How to Find a Reference Angle for A given Degree?

TopReference angle is calculated on the basis of Position of the given angle in any of the four quadrants in a rectangular plane. Then how to find a Reference Angle for a given degree? Suppose we have the measure of the main angle as “β” in degree, then the 4 thinkable ways to find the measure of the reference angle are (supposing that the angle β is positive and is less than 360degrees i.e. 2 pi radians):

1. When β is supposed to lies in the 1st quadrant the reference angle will be: β_r= β.

2. When β is supposed to lie in the 2nd quadrant we can write reference angle as: β_r= 180 ⁰ – β and β_r= pi – β when β is in radians.

3. When β is supposed to lie in the 3rd quadrant we can write reference angle as: β_r = β-180 ⁰ and β_r = β – pi if β is present in radians.

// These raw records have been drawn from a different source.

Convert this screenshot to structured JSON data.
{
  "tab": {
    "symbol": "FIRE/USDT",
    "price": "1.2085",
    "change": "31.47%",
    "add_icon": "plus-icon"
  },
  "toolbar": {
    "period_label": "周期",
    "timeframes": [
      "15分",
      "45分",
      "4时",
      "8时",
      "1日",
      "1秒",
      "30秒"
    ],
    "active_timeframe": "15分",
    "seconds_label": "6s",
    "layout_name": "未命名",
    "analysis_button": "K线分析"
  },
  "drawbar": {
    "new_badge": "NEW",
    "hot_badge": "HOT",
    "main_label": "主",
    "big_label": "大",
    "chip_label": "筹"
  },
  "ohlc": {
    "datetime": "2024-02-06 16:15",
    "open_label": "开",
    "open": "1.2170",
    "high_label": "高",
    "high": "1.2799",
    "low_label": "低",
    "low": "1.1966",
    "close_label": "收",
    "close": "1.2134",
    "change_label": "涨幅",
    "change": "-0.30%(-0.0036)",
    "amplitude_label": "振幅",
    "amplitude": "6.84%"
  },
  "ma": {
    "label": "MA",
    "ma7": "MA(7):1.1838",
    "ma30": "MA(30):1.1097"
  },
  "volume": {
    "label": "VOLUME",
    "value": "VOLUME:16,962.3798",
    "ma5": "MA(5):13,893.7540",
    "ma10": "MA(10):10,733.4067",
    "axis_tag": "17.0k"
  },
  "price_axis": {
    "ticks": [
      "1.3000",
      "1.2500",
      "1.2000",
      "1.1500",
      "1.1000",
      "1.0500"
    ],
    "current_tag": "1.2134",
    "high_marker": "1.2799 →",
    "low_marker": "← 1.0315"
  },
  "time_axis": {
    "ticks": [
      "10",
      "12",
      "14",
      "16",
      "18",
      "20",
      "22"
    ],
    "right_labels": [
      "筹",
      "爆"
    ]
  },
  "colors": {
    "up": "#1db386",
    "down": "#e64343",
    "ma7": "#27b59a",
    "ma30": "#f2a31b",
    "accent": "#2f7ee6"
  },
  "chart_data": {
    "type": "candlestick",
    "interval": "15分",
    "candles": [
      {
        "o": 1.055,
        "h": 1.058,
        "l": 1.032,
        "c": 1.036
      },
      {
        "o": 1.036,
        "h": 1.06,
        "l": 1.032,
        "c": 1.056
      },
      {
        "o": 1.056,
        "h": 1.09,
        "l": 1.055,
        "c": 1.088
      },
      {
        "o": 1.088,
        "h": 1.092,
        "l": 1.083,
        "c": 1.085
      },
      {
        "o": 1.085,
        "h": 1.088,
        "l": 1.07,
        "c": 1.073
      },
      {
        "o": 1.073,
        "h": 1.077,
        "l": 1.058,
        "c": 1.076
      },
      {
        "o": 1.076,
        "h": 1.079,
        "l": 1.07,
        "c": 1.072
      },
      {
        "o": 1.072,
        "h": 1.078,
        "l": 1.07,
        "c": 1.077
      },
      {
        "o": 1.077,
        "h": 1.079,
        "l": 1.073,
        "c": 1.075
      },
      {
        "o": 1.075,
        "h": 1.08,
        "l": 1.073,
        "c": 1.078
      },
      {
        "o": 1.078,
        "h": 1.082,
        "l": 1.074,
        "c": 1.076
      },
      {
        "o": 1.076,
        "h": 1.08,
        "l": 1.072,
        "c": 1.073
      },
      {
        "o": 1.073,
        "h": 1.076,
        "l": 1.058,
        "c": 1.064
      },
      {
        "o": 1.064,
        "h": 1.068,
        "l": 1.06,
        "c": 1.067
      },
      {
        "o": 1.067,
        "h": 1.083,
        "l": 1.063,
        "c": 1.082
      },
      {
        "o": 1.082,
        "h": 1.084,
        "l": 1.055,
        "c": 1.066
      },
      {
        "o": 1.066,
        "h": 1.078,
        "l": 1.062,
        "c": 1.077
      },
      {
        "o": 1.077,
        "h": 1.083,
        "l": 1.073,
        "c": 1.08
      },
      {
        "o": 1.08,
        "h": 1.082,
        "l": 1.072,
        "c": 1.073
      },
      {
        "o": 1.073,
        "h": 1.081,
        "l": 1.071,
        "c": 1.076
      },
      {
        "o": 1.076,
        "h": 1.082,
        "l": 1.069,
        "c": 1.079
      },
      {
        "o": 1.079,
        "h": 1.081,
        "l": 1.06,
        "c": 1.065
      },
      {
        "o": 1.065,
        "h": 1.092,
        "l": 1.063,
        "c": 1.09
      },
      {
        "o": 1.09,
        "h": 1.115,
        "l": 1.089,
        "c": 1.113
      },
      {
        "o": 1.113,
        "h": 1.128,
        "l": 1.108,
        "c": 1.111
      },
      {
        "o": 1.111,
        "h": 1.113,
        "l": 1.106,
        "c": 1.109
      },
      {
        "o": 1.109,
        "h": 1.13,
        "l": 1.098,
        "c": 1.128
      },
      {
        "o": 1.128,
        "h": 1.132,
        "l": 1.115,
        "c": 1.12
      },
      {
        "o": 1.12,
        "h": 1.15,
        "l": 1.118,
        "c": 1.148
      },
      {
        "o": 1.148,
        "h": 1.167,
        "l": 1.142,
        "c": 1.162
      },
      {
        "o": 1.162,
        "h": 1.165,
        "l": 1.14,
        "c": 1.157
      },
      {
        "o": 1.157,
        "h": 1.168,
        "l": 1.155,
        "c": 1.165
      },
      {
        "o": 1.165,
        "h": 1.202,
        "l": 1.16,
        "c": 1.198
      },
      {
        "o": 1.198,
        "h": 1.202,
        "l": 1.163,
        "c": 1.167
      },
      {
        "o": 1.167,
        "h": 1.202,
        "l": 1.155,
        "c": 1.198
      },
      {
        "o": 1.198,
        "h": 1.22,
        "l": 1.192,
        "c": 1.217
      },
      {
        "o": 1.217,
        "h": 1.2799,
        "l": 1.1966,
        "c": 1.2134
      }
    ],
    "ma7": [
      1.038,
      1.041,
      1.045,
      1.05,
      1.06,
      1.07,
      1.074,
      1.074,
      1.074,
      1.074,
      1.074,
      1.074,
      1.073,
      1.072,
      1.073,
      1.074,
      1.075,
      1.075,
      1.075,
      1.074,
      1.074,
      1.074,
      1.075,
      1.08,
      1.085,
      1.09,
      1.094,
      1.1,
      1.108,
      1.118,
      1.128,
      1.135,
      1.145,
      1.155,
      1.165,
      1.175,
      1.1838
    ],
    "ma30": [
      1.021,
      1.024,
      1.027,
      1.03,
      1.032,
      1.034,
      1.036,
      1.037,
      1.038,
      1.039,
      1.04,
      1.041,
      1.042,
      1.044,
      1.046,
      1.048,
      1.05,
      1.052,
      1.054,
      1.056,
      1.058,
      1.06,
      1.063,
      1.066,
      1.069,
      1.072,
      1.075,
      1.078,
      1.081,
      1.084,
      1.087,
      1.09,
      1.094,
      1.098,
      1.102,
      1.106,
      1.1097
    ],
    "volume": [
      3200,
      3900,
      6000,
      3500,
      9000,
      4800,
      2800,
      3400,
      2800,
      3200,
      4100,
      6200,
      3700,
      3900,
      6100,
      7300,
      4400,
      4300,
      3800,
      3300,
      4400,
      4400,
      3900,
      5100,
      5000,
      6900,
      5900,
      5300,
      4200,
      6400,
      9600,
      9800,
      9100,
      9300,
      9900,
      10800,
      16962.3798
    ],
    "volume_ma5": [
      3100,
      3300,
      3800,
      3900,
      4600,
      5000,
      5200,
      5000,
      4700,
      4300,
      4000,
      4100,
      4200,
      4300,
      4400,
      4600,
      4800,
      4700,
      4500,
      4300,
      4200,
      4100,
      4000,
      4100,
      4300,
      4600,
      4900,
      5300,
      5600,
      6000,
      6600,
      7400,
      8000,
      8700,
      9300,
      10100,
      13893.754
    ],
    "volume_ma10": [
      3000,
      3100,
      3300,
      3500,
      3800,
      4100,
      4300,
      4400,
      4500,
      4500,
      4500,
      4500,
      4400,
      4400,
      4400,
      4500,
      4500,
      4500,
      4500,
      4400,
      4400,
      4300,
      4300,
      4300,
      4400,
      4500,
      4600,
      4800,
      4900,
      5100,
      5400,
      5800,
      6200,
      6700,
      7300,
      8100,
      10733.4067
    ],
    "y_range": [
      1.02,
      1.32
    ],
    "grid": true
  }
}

4. When β is supposed to lie in the 4th quadrant we can write reference angle as: β_r= 360 ⁰ - β and β_r = 2 pi – β if β is in radians,

We have considered the given degree β in its standard position in all 4 cases. Let us see an example:

Example: Find out the reference angle for a given angle β = 250⁰ in its standard position?

Solution: Here given angle is 250 degree.

β = 250⁰ lies in the III quadrant when drawn in its standard position. So, its corresponding reference angle is:

β_r= β– 180 ⁰,

or β_r = 250⁰ – 180⁰,

or β_r = 70⁰,

Thus, for an angle of 25⁰ degrees, reference angle would be 70⁰.